Mr Walsh said the Department of Primary Industries (DPI) was in discussions with the Commonwealth over future resource sharing arrangements for southern bluefin tuna which the Victorian Coalition Government expected to result in guaranteed long term access for the recreational sector.
Tourism charter boat operators have invested significantly in building the recreational angling experience and that financial commitment needs to be respected and given security.
In order to quantify the importance of recreational southern bluefin tuna fishing, the Coalition Government, in conjunction with Glenelg Shire, has recently commissioned Deloitte Access Economics to undertake a study into the contribution it made to Portland and the broader southwest Victorian economy.
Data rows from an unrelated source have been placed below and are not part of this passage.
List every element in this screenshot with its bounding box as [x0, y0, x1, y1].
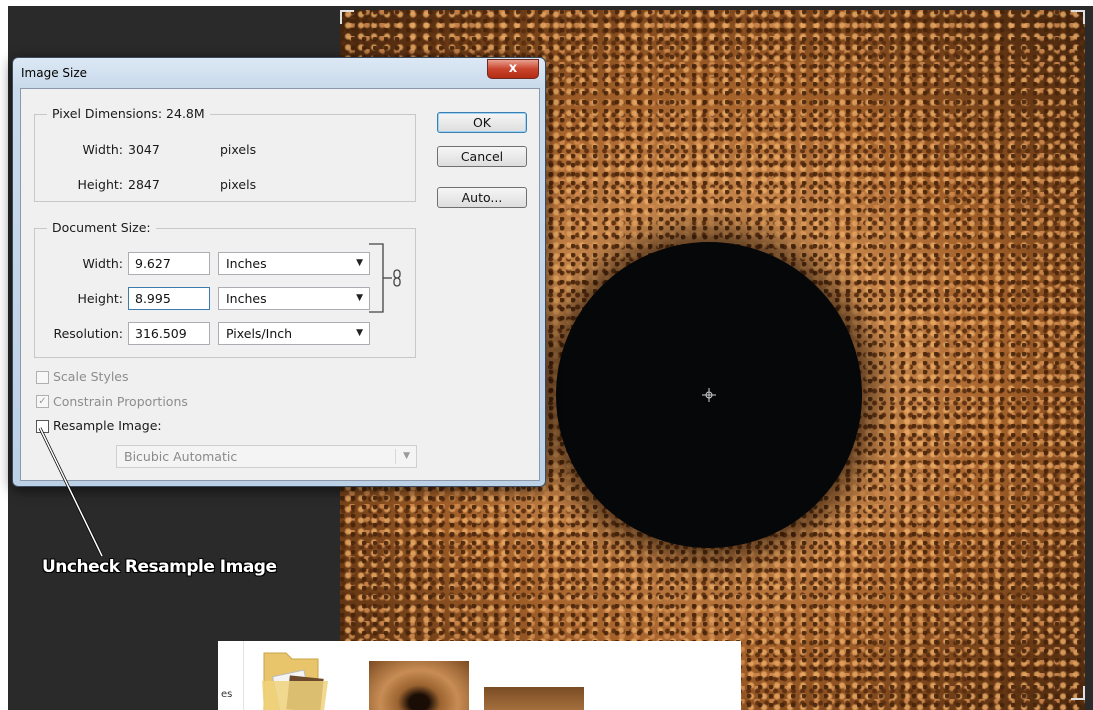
scale-styles-label: Scale Styles [53, 369, 129, 384]
pixel-width-unit: pixels [220, 142, 257, 157]
resample-method-select[interactable]: Bicubic Automatic ▼ [116, 445, 417, 468]
canvas-corner-top-left [340, 10, 354, 24]
pixel-width-label: Width: [82, 142, 123, 157]
black-circle-hole [556, 242, 862, 548]
image-thumbnail-2[interactable] [484, 687, 584, 710]
pixel-dimensions-size: 24.8M [166, 106, 205, 121]
close-button[interactable]: x [487, 59, 539, 79]
chevron-down-icon: ▼ [356, 293, 363, 303]
doc-width-field[interactable]: 9.627 [128, 252, 210, 275]
resolution-label: Resolution: [53, 326, 123, 341]
file-explorer-strip: es [218, 641, 741, 710]
pixel-height-label: Height: [77, 177, 123, 192]
doc-height-unit-select[interactable]: Inches ▼ [218, 287, 370, 310]
pixel-height-unit: pixels [220, 177, 257, 192]
doc-width-label: Width: [82, 256, 123, 271]
annotation-callout: Uncheck Resample Image [42, 557, 277, 577]
canvas-corner-top-right [1071, 10, 1085, 24]
image-thumbnail-1[interactable] [369, 661, 469, 710]
explorer-sidebar: es [218, 641, 244, 710]
dialog-title: Image Size [21, 66, 88, 80]
chevron-down-icon: ▼ [356, 258, 363, 268]
document-size-legend: Document Size: [47, 220, 156, 235]
pixel-dimensions-legend: Pixel Dimensions: 24.8M [47, 106, 210, 121]
pixel-dimensions-group: Pixel Dimensions: 24.8M Width: 3047 pixe… [34, 106, 416, 202]
constrain-link-icon [369, 243, 401, 313]
ok-button[interactable]: OK [437, 112, 527, 133]
pixel-height-value: 2847 [128, 177, 160, 192]
doc-width-unit-select[interactable]: Inches ▼ [218, 252, 370, 275]
resolution-field[interactable]: 316.509 [128, 322, 210, 345]
pixel-width-value: 3047 [128, 142, 160, 157]
dialog-body: Pixel Dimensions: 24.8M Width: 3047 pixe… [20, 88, 540, 481]
chevron-down-icon: ▼ [356, 328, 363, 338]
doc-height-label: Height: [77, 291, 123, 306]
doc-height-field[interactable]: 8.995 [128, 287, 210, 310]
chevron-down-icon: ▼ [403, 451, 410, 461]
auto-button[interactable]: Auto... [437, 187, 527, 208]
crosshair-icon [702, 388, 716, 402]
constrain-proportions-label: Constrain Proportions [53, 394, 188, 409]
folder-icon[interactable] [262, 651, 334, 710]
resample-image-checkbox[interactable] [36, 420, 49, 433]
constrain-proportions-checkbox[interactable]: ✓ [36, 395, 49, 408]
resolution-unit-select[interactable]: Pixels/Inch ▼ [218, 322, 370, 345]
scale-styles-checkbox[interactable] [36, 371, 49, 384]
cancel-button[interactable]: Cancel [437, 146, 527, 167]
resample-image-label: Resample Image: [53, 418, 162, 433]
canvas-corner-bottom-right [1071, 686, 1085, 700]
explorer-sidebar-label: es [221, 689, 233, 700]
image-size-dialog: Image Size x Pixel Dimensions: 24.8M Wid… [12, 57, 546, 487]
“We know recreational southern bluefin tuna fishing provides significant economic benefits to the region and this study will quantify just how important that contribution is,” Mr Walsh said.
The study follows a survey released by DPI today that estimated last year’s recreational harvest of southern bluefin tuna by anglers fishing from trailer boats off the southwest Victorian coast to be around 19,700 fish, equivalent to 240 tonnes, with a further 6,900 fish caught and released.
Fisheries Victoria Executive Director Anthony Hurst said the 240 tonne harvest was equivalent to 6 per cent of Australia’s commercial catch allocation in 2011.
Some additional survey work shows that the total recreational catch of southern bluefin tuna is likely to be considerably higher, with at least another 594 tuna caught by anglers operating from boats that return to moorings in Portland Harbour.
The survey was funded by recreational fishing licence fees and is the first study of its kind to quantify the recreational southern bluefin tuna catch. It involved interviewing more than 1,900 anglers at Apollo Bay, Warrnambool, Port Fairy and Portland boat ramps.
It found recreational anglers undertook more than 6,200 trailer boat trips in Victorian waters in pursuit of southern bluefin tuna, with 83 per cent of those from Portland.
Mr Hurst said the study provided vital information for state and federal fisheries agencies involved in the management of southern bluefin tuna stocks throughout Australia and internationally.